The growth response of Eucalyptus grandis x e. camaldulensis to salt stress, ectomycorrhizae and endomycorrhizae double colonisation
Thesis (MScFor (Forest and Wood Science))--University of Stellenbosch, 2007.
The study was undertaken to determine the potential physiological benefits to plants provided by the double colonisation of host plant roots by endomycorrhizal (AM) and ectomycorrhizal (ECM) fungi, when growing under normal and under salt stress conditions.
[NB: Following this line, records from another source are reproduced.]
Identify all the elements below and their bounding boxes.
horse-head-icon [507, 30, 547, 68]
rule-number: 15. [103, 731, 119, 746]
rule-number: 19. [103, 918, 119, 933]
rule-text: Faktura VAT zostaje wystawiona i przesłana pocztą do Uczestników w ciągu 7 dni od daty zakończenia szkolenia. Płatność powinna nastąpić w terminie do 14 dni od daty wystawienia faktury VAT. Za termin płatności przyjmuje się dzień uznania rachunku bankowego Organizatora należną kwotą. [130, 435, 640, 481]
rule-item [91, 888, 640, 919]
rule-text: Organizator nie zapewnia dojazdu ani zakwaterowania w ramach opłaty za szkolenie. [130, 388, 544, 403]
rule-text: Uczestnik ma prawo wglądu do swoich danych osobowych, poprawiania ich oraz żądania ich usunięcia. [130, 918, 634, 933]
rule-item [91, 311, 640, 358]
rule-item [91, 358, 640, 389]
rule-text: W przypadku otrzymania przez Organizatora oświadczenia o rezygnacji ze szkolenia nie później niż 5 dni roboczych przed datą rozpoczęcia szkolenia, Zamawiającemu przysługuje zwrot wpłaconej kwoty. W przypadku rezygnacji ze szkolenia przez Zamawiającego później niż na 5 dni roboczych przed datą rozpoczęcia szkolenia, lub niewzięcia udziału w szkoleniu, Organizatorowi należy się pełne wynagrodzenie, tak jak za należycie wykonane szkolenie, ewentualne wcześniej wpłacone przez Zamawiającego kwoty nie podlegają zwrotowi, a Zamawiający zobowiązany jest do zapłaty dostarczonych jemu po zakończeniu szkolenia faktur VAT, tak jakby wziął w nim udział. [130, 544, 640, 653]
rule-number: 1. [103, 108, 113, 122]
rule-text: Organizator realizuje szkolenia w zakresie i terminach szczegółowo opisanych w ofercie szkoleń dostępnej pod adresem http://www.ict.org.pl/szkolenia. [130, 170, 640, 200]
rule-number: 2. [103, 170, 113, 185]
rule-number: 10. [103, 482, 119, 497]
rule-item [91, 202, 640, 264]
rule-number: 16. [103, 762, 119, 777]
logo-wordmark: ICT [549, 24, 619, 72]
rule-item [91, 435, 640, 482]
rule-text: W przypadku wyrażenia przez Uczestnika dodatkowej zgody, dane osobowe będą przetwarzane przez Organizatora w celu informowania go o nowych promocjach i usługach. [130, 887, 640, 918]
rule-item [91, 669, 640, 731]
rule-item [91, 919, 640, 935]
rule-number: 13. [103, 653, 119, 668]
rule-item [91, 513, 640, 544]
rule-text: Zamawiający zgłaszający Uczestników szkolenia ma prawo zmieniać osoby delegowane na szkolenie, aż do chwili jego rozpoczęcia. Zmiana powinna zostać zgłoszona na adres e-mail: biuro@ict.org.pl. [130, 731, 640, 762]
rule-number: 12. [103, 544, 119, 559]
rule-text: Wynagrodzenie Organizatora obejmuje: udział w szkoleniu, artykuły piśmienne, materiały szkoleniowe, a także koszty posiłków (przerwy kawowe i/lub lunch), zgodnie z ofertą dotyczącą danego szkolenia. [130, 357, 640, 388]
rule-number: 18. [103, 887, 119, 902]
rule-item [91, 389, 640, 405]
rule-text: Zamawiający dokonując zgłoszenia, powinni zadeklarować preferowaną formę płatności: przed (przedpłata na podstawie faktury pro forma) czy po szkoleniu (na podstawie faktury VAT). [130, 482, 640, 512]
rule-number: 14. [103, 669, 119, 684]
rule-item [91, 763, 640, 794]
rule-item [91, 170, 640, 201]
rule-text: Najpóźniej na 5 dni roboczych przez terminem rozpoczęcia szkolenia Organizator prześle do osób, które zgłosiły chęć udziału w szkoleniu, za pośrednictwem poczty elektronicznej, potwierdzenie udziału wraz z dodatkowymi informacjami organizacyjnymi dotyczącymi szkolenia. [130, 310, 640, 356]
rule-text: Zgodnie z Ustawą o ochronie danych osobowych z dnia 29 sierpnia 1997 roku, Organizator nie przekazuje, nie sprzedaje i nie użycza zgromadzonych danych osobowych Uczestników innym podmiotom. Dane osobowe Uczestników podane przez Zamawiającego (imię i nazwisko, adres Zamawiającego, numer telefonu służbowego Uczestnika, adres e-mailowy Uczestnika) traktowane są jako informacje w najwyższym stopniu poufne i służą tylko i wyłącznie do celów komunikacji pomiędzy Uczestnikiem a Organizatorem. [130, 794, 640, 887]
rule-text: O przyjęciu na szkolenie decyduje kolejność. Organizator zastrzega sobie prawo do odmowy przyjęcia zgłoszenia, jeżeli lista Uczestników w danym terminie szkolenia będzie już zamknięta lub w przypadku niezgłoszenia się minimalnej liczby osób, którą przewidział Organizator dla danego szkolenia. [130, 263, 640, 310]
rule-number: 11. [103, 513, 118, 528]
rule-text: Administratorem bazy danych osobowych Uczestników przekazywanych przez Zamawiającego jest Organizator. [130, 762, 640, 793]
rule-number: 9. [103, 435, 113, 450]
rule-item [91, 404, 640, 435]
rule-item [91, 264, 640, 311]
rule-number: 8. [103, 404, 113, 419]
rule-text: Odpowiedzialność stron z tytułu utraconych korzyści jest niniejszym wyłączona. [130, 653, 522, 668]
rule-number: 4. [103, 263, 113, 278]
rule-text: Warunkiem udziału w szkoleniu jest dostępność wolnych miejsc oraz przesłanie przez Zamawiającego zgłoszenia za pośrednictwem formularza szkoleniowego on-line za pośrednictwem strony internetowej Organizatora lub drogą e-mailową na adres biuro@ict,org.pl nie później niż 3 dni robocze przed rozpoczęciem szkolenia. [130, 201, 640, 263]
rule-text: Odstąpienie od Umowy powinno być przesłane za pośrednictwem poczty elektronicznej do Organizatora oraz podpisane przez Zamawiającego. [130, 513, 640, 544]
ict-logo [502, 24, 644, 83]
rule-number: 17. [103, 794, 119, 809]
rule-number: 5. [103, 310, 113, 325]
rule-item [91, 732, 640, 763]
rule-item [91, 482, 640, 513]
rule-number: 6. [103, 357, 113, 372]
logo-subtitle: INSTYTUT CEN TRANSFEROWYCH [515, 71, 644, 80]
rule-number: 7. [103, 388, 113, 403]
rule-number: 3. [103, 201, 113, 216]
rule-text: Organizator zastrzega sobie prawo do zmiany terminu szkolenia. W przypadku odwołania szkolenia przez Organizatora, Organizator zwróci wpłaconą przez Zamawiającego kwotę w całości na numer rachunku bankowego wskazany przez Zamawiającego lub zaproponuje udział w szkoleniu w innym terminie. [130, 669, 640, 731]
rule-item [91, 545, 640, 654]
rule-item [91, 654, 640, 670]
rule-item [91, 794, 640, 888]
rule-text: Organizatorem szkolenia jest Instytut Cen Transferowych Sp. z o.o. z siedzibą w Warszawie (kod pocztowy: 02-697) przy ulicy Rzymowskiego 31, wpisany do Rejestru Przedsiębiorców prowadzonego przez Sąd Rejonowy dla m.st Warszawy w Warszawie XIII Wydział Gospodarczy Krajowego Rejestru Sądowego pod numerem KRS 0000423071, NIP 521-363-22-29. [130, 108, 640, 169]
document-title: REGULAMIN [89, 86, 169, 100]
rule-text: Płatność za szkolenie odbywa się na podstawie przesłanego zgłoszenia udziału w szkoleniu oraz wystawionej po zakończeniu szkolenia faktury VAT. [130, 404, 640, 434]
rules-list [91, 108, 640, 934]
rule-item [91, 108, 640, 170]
Plants of the Eucalyptus grandis x E. camaldulensis clone were grown in a sterile soil with 0 and 75 mM NaCl and with or without infection with the fungi Glomus etunicatum (an AM fungus) and Pisolithus tinctorius (an ECM fungus). The Eucalyptus clone formed both ECM and AM in single and double inoculation. The mycorrhizal symbiosis did not provide any nutritional benefits to the hosts. The double colonisation had no effect on plant growth under normal growth conditions while single colonisations of AM and ECM reduced growth. Double colonisation reduced host plant specific leaf mass by 12% and increased total leaf area by 43% compared with the control under these growth conditions. This colonisation also reduced photosynthesis per leaf area by 29% compared with the control. The reduced photosynthesis of the double colonisation did not result in reduced plant growth because these plants may have had a high total plant photosynthesis because of their large total leaf area. The double symbiosis however did not reduce salt stress when host plants were exposed to 75 mM NaCl, while the AM fungus increased plant dry weight by 13% compared to the control. AM and ECM colonisation in the double colonised roots under salt stress was decreased by 18 and 43% compared to that in plants under normal growth. The reduced colonisation may have reduced the fungi’s abilities to be beneficial to the host plant. The double symbiosis is recommended based on the documented positive effects of this symbiosis to plant growth and the considered possible long-term benefits to host plants growing in saline soils.